Parler de tabous serait excessif, mais il est clair qu'existent des normes sociales très fortes, des représentations desquelles on ne devrait pas trop s’écarter. Le monde de l'art aime croire que le succès est seulement conditionné par le talent voire par le génie, que des facteurs tels que l'âge, le "genre" (le fait d'être un homme ou une femme) ou la nationalité (ou le pays de résidence) ne jouent guère. Pourtant, l'influence de ces différents éléments est déterminante, mais cela passe mal, car cela va à l'encontre de l'idéologie de l'artiste libre et indéterminé, du talent pur qui, seul, rendrait compte du succès. Cette croyance très romantique joue encore beaucoup aujourd'hui, même si l'analyse sociologique permet de montrer le contraire. En réalité, il vaut mieux être un homme américain âgé pour être une star de l’art contemporain aujourd’hui !

Comment expliquer la multiplication de ces palmarès artistiques?
Dans le monde de l’art contemporain, les valeurs, qu’elles soient esthétiques ou financières, ne sont pas encore stabilisées. Les acteurs du monde de l’art contemporain tentent de réduire l’incertitude sur la valeur des œuvres et des artistes. Ceux qui rejettent l’art contemporain en le dénonçant comme une activité dans laquelle les gens décident sur un coup de tête de ce qui est bon ou pas se trompent complètement. On passe son temps à échanger de l’information, on essaie de voir un maximum d’expositions, de visiter le plus possible de musées, de foires et si possible dans le monde entier. On doit voyager beaucoup pour affiner son regard au contact d’œuvres nouvelles, échanger avec le plus grand nombre d’acteurs influents. C’est dans ce contexte qu’il faut resituer les palmarès qui, justement, entendent synthétiser de l’information sur la qualité de l’art, qui est "in", qui est "out", ce qui est "hot", ce qui va le devenir ou ce qui ne l’est déjà plus autant qu’auparavant. J’ai été frappé dans cette recherche de découvrir le nombre incroyable de palmarès qui existent en lien avec l’art contemporain. La demande est frénétique et touche les artistes et les œuvres, mais aussi les autres acteurs dont on cherche à connaître l’influence.

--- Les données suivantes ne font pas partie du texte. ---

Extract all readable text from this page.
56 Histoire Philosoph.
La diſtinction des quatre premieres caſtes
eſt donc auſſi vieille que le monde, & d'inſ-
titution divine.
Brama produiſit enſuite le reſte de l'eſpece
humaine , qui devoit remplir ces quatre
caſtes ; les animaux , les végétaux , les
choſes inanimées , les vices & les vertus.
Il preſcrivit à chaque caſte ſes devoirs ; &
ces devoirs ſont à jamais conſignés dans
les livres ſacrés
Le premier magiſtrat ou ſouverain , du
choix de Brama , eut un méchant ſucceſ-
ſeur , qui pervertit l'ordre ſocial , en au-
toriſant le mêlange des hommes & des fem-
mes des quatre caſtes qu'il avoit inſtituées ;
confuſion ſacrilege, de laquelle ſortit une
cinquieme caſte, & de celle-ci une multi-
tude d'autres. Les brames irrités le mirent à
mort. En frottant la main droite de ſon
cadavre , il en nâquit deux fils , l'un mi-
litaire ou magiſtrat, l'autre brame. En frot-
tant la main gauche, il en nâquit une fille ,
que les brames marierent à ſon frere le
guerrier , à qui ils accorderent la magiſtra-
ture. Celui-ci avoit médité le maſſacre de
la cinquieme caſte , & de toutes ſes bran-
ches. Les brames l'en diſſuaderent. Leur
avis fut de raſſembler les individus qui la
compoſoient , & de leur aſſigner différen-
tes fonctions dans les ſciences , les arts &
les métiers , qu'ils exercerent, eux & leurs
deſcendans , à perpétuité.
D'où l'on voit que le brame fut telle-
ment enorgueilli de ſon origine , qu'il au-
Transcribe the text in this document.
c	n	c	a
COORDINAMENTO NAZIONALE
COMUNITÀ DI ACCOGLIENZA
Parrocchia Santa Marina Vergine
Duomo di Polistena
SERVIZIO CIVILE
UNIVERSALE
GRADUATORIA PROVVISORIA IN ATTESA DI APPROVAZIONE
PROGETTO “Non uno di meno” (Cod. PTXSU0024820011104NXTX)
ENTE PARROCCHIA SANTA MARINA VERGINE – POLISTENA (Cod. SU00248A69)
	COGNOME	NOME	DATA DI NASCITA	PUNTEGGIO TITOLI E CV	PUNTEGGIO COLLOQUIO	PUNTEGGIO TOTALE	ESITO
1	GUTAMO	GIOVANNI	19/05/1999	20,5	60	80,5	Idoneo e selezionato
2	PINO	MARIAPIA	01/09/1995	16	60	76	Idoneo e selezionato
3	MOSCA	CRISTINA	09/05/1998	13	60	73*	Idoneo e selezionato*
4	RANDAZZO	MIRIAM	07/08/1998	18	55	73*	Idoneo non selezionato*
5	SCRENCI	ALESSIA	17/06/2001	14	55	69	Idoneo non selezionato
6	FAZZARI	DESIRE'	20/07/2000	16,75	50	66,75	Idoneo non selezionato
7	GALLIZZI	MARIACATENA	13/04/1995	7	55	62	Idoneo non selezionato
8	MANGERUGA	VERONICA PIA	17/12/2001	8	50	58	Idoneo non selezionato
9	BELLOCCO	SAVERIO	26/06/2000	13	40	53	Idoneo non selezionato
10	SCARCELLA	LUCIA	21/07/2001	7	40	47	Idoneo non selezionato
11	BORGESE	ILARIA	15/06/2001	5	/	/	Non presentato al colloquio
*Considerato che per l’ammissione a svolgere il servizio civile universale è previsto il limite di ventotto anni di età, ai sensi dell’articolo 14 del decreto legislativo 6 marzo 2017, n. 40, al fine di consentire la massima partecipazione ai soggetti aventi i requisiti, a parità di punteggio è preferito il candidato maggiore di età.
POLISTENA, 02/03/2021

Comment expliquer les premières places systématiques de certains pays comme les Etats-Unis et l’Allemagne, dans ces classements ? A quel niveau la France se situe-t-elle?
Dans pratiquement tous les classements, les Etats-Unis arrivent très nettement en tête, suivis ensuite de l’Allemagne ou de la Grande-Bretagne, puis de l’autre de ces deux pays. Viennent ensuite, nettement plus loin, quelques autres pays tels que la France, l’Italie, la Suisse, l’Autriche, la Belgique et les Pays-Bas. En quelques années, la Chine est devenue très présente, mais essentiellement sur le marché. En forçant à peine le trait, on peut dire que tous les autres pays que je n’ai pas cités ne font guère plus que de la figuration.
L’économie globale des pays joue un rôle mais elle est loin de tout expliquer de cette hiérarchie. Par exemple, jusqu’aux années 1950, la France était au centre de la création contemporaine et du marché de l’art international, alors qu’elle était loin d’être la première puissance économique mondiale. Aujourd’hui, les Etats-Unis et l’Allemagne ou même la Grande-Bretagne jouissent d’une forte légitimité sur la scène artistique internationale et sur le marché ; le succès allant au succès, cela joue en leur faveur. Il est donc moins risqué de miser sur un artiste américain ou allemand qui commence à émerger que sur un artiste français. Et pour cause : aujourd’hui, quand les artistes américains représentent 30 ou près de 50% des artistes internationaux dans certains classements, la France ne pèse plus que pour 4% environ et son poids ne tend nullement à augmenter depuis 10 ou 15 ans malgré les discours rassurants qui sont tenus. Heureusement, à un niveau aussi faible, il ne peut plus guère y avoir d’effondrement pour nos artistes. Mais la reprise sans cesse annoncée se fait toujours autant attendre, il faudrait finir par en prendre conscience.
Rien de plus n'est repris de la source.